#git-reset-hard-recovery
You accidentally ran `git reset --hard HEAD~5`. Local, not pushed. What do you do?
Что отвечать
`git reflog`, then find the entry "HEAD@{1}" (the state before the reset). It holds the SHA of what was there. From there you have two options: `git reset --hard HEAD@{1}` (move the branch back to the same place), or `git checkout -b restored HEAD@{1}` (create a branch from that point and leave the current one as it is).

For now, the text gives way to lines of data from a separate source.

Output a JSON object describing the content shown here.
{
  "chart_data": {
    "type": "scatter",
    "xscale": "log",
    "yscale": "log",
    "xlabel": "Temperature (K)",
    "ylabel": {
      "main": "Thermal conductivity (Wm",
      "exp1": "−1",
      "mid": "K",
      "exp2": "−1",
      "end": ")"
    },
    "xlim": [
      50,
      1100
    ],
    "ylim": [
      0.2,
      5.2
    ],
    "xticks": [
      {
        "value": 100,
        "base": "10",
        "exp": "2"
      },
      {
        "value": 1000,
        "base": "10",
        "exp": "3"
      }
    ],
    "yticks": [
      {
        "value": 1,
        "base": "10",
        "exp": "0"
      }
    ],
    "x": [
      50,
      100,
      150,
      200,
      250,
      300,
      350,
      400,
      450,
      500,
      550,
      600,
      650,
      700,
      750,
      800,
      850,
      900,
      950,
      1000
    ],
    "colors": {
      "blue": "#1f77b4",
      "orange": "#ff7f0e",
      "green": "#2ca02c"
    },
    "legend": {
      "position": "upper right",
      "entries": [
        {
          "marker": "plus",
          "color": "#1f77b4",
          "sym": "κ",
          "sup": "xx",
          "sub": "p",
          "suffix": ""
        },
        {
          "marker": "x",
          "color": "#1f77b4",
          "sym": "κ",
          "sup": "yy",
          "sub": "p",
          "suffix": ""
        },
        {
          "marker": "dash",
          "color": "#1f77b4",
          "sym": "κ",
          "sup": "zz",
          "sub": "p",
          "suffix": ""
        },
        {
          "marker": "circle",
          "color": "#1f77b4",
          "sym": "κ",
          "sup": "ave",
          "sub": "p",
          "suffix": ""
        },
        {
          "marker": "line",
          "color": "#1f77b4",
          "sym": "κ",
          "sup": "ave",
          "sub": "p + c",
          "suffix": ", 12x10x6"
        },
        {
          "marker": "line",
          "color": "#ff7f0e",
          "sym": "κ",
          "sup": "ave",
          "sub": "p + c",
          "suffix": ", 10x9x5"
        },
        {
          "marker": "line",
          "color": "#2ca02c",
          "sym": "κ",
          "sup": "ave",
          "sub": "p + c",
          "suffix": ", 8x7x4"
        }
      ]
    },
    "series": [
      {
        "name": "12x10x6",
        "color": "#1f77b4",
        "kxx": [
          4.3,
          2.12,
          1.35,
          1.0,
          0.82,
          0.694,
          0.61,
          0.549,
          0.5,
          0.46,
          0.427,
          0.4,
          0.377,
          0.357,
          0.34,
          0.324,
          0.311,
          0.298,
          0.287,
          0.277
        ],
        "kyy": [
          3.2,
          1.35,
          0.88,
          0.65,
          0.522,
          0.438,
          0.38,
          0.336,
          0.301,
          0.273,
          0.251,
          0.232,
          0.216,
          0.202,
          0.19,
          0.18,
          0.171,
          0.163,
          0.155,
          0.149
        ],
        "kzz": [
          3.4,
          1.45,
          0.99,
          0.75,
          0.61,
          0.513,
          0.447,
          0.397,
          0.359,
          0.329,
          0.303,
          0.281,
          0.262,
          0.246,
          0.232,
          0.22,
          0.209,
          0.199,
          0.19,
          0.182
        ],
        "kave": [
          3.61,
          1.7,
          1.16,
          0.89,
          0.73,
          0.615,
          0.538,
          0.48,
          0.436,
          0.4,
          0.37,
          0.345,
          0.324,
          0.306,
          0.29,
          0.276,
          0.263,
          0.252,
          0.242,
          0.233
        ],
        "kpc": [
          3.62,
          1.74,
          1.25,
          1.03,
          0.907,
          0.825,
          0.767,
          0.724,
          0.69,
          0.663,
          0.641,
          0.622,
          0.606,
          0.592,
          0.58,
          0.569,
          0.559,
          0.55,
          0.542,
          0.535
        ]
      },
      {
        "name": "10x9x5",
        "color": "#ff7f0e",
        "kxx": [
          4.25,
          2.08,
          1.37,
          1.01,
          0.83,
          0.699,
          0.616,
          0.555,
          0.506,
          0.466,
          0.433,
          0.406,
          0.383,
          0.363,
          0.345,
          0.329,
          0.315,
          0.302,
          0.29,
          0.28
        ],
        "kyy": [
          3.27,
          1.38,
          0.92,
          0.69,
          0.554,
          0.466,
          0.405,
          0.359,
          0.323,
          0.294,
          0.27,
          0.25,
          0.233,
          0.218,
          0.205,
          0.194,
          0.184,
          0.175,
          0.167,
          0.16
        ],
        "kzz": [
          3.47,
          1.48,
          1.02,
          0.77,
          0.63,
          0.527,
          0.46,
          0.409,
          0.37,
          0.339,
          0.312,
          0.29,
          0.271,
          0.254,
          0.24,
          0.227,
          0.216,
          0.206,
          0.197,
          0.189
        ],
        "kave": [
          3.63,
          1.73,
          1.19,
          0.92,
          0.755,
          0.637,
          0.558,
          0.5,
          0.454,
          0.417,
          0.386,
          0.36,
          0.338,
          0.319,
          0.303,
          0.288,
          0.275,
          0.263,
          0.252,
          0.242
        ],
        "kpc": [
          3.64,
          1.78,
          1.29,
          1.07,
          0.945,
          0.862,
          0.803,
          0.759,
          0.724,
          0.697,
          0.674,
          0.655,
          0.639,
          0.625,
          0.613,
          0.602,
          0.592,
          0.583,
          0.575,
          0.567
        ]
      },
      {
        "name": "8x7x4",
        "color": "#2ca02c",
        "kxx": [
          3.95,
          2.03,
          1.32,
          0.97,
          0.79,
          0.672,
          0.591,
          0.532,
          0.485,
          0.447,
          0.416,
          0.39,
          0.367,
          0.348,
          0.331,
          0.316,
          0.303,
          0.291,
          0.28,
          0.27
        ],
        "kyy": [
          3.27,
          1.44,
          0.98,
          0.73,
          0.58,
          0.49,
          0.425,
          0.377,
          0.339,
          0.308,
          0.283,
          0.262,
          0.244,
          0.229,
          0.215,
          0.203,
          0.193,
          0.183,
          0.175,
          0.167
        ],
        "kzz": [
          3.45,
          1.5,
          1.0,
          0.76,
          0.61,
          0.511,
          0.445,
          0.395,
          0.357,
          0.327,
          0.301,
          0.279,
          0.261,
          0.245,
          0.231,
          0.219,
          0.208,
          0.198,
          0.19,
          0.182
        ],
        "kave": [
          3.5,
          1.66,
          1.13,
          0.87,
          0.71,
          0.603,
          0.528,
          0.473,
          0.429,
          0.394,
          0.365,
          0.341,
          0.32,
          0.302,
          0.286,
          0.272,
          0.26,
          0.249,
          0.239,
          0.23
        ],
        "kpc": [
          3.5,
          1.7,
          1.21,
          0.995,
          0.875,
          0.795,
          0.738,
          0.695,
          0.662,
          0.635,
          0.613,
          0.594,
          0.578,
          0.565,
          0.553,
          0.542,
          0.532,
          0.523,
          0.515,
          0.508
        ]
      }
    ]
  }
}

This works because reset moves only the branch pointer. The commits physically stay in `.git/objects/` until `git gc` runs.
Что хотят услышать
The candidate should: - name `git reflog` as the first command, no panic and no gc - explain why this works: reset does not delete commits, it only moves the ref, and the commits stay dangling until gc (by default 90 days for ones reachable from the reflog) - name `HEAD@{1}` as the idiomatic "one step back in the reflog" - warn: **do not** run `git gc --prune=now` after the screwup. You can wipe the dangling commits - say that the same approach works for `branch -D`: until gc the branch is reachable through the reflog
Подводные камни
- ✗ Running `git gc --prune=now` right after the panic wipes exactly what you wanted to recover
- ✗ Thinking reset physically erases commits. It does not, it only moves the ref
- ✗ Counting on the reflog three months later when the entry has already expired
Follow-up
- ? What does `git reflog HEAD` show after several resets?
- ? How do you recover if the reflog has already been cleaned out?
- ? Why is `git gc --prune=now` after a reset dangerous?